医薬品・医療機器等安全性情報 最近の話題(8)


NTT東日本関東病院 薬剤部長
折井 孝男

icon 「妊娠と薬情報センター」事業の今後の展開

協力病院等一覧

 「妊娠と薬情報センター」の現在の状況についてですが、本センターの設置以降、平成17年度は111件、平成18年度は平成19年2月までに304件、相談の申し込みがありました。当初は毎月十数件の申し込み数でした。しかし、相談対象を首都圏(1都6県)内まで拡大した平成18年9月以降、相談件数は増加し、毎月30件程度の割合で推移しています。出生児に関する調査については、現時点でかなりの確率で妊娠結果はがきが回収できていることから、今後も順次回収された結果を蓄積・解析していくこととしています。

妊娠と薬情報センター事業

 今後の予定としましては、得られた妊娠結果調査を集積し、データベース化し評価することにより、将来的には得られた情報をもとに医薬品の添付文書へ反映させるなど、妊婦における医薬品の安全性情報の発信が可能になると考えられます。妊娠中の患者あるいは授乳中の母親が服用した薬物に対する不安感や疑問に対して、しばしば医師のみならず薬剤師や看護師は薬物療法の観点からその安全性の程度について、何らかの回答を迫られることも多くなっています。
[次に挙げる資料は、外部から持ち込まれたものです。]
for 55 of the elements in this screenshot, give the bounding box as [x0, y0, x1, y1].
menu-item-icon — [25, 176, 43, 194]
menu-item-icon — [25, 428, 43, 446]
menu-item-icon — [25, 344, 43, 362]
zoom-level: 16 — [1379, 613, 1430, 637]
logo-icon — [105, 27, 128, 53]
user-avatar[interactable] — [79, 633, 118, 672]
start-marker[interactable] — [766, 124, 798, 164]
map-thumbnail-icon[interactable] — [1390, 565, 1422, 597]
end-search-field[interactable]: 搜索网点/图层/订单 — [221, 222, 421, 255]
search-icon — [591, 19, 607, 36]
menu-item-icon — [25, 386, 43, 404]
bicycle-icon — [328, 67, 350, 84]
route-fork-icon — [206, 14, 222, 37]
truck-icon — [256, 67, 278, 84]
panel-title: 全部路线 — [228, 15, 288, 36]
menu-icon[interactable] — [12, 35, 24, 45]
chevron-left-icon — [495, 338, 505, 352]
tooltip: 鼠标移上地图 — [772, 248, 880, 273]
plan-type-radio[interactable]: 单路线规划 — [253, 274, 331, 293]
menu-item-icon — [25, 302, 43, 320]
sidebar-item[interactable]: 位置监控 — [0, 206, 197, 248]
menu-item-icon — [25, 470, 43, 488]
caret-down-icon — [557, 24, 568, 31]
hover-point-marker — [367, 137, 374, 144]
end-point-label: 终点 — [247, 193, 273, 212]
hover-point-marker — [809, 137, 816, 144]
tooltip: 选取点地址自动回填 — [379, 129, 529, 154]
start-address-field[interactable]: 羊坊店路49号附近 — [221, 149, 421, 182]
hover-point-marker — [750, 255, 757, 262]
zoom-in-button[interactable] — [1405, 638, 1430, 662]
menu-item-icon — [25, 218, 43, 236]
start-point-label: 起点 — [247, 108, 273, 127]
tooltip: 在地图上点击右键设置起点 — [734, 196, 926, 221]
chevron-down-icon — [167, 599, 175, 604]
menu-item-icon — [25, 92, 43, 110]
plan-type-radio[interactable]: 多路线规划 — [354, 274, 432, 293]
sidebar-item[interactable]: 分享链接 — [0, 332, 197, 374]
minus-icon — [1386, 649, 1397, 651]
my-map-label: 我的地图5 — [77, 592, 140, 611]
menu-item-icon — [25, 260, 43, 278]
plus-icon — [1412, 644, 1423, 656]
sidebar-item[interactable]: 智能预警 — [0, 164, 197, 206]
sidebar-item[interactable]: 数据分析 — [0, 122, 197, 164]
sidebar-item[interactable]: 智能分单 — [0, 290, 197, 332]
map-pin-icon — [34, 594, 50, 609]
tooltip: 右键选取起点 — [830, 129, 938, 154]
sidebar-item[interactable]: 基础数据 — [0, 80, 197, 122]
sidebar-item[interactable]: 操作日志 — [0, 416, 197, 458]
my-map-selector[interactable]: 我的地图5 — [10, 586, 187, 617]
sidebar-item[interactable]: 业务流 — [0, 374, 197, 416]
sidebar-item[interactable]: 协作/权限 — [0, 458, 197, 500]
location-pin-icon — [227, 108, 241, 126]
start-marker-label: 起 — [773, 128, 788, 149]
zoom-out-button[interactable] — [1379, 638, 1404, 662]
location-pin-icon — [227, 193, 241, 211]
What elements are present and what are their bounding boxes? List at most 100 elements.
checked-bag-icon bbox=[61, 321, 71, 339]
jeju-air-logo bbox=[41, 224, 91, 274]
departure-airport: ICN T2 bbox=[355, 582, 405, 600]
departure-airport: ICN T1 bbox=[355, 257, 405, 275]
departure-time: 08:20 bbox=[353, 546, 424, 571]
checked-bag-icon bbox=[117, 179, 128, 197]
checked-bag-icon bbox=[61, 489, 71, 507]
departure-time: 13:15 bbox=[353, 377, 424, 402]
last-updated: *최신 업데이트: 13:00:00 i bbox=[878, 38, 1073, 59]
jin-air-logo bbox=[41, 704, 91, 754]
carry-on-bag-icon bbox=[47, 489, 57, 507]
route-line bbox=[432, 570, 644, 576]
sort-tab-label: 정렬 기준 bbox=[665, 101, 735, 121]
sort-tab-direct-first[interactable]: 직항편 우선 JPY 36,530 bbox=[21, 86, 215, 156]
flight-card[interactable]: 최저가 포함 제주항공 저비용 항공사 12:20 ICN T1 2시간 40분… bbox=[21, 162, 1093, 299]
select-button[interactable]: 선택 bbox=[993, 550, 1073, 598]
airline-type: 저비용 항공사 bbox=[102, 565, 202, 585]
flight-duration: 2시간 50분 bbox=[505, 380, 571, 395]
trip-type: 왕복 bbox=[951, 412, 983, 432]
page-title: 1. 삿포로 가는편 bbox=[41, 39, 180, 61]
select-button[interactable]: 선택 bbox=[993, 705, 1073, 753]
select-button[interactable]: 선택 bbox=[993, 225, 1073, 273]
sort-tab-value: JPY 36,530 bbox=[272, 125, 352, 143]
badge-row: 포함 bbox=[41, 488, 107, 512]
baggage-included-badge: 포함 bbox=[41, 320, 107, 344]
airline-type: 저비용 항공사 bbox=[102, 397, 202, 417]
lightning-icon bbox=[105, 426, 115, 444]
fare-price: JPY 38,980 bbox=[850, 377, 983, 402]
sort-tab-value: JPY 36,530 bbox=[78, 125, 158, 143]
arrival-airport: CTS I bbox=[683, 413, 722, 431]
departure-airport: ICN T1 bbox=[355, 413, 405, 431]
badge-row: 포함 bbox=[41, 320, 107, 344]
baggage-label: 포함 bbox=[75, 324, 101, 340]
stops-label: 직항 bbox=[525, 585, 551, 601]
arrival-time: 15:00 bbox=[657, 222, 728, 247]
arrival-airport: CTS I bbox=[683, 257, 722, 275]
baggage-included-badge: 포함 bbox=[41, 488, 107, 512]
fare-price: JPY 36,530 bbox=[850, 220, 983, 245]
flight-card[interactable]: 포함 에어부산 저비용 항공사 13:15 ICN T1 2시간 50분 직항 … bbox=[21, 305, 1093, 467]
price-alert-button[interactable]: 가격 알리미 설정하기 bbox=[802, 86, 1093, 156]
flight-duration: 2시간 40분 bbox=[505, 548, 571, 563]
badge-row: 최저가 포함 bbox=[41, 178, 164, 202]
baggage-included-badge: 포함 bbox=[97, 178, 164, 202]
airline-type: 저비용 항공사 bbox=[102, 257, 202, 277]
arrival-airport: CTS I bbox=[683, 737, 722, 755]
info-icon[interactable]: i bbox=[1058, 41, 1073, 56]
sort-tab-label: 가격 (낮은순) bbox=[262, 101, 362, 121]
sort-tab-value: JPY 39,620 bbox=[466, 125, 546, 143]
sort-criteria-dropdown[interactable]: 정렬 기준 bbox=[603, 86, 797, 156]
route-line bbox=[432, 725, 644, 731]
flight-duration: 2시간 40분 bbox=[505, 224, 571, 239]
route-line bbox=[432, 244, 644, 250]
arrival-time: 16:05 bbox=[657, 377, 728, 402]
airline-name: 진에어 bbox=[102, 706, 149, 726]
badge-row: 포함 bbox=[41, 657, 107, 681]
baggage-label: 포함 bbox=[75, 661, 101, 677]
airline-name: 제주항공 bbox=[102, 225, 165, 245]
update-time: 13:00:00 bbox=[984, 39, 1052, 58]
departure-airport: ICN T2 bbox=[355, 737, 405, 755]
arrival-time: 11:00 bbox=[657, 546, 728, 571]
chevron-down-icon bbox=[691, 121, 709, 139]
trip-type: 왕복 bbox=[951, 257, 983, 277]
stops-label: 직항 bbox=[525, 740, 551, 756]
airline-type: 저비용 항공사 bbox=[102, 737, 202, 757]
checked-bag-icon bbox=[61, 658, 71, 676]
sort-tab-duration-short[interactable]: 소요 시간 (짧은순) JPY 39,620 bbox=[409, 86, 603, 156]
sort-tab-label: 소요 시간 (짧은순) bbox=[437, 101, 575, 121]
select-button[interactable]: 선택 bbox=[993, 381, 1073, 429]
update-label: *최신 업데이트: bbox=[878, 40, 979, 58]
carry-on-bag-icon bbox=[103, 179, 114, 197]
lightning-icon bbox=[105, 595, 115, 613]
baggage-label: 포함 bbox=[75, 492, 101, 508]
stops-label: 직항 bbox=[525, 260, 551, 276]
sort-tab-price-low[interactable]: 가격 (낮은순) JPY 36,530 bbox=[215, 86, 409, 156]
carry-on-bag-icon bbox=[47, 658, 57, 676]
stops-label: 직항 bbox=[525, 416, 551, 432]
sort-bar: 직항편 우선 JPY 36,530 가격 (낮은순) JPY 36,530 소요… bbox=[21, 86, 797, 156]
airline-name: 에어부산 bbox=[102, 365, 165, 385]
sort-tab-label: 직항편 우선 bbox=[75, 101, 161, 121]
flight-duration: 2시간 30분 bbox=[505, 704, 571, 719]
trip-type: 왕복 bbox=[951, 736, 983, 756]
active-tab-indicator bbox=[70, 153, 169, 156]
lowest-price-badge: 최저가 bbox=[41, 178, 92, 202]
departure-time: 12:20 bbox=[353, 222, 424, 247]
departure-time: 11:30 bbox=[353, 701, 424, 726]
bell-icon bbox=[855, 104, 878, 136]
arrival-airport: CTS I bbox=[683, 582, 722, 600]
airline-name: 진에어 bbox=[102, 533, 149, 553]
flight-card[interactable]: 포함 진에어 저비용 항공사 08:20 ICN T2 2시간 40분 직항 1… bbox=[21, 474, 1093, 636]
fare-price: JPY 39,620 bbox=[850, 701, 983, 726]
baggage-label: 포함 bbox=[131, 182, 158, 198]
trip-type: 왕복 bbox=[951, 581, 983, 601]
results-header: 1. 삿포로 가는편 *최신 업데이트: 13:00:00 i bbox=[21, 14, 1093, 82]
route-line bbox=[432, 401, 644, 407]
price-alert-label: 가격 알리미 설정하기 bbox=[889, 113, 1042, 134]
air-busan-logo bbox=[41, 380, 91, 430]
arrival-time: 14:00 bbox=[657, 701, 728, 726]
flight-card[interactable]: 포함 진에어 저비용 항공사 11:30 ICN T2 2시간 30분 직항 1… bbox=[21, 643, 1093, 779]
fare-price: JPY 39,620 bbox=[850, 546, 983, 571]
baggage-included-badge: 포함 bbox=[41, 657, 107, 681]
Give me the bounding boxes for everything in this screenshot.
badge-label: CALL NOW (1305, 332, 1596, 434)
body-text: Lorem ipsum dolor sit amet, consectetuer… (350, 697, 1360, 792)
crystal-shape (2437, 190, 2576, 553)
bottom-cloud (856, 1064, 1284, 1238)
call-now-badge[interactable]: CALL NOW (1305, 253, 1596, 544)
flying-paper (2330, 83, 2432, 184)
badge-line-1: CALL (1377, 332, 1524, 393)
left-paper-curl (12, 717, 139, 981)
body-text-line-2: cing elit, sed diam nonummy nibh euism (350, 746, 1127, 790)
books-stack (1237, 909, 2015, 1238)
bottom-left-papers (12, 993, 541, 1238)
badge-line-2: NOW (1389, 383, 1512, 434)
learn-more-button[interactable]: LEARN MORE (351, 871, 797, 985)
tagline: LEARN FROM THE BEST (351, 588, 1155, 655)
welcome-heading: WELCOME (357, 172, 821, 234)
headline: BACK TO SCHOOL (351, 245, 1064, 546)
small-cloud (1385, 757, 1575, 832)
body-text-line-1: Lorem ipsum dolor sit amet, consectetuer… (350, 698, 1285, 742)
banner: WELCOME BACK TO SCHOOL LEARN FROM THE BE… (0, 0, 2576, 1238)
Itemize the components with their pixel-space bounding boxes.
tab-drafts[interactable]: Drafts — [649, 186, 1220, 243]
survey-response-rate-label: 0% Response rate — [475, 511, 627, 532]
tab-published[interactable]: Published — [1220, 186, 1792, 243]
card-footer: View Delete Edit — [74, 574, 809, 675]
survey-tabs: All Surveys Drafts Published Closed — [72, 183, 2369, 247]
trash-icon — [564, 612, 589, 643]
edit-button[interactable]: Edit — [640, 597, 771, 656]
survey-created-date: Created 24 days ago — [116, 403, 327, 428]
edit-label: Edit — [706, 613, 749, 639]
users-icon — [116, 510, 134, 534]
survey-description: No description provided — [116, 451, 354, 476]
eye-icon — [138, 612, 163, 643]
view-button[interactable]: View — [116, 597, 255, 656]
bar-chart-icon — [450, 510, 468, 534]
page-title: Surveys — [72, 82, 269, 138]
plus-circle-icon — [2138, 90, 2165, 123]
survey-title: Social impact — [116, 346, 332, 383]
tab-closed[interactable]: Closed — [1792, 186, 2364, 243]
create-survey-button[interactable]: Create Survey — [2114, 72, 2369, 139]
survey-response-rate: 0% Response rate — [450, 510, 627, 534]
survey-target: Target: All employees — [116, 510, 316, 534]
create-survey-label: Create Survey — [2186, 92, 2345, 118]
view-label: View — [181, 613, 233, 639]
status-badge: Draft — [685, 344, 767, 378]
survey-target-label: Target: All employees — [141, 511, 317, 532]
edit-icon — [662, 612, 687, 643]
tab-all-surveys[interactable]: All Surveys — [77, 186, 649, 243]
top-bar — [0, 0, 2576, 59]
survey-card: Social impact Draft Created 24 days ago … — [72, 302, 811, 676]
さらに、数々の薬物相互作用、副作用による薬害問題など、古くから潜在的なリスクとして医療関係者の間では認識されてきたものが、一般の人たちにも問題視され始めています。また、妊婦を取り巻く医療環境は、その体外受精の臨床研究の進展を契機に大きく変わろうとしています。21世紀の医療をリードするといわれている先端医療にも関連すると同時に、遺伝子に関する倫理問題なども関連してきます。医療関係者においては、「妊娠と薬情報センター」における妊娠と薬の相談業務を広く知り、必要に応じて活用していただくことが期待されています。
 今回は、厚生労働省が平成17年10月から国立成育医療センターに「妊娠と薬情報センター」を設置し、相談業務及び調査業務を実施し、平成19年4月から対象地域を全国に拡大したことに伴い、これまでの経緯、本事業の概要について紹介しました。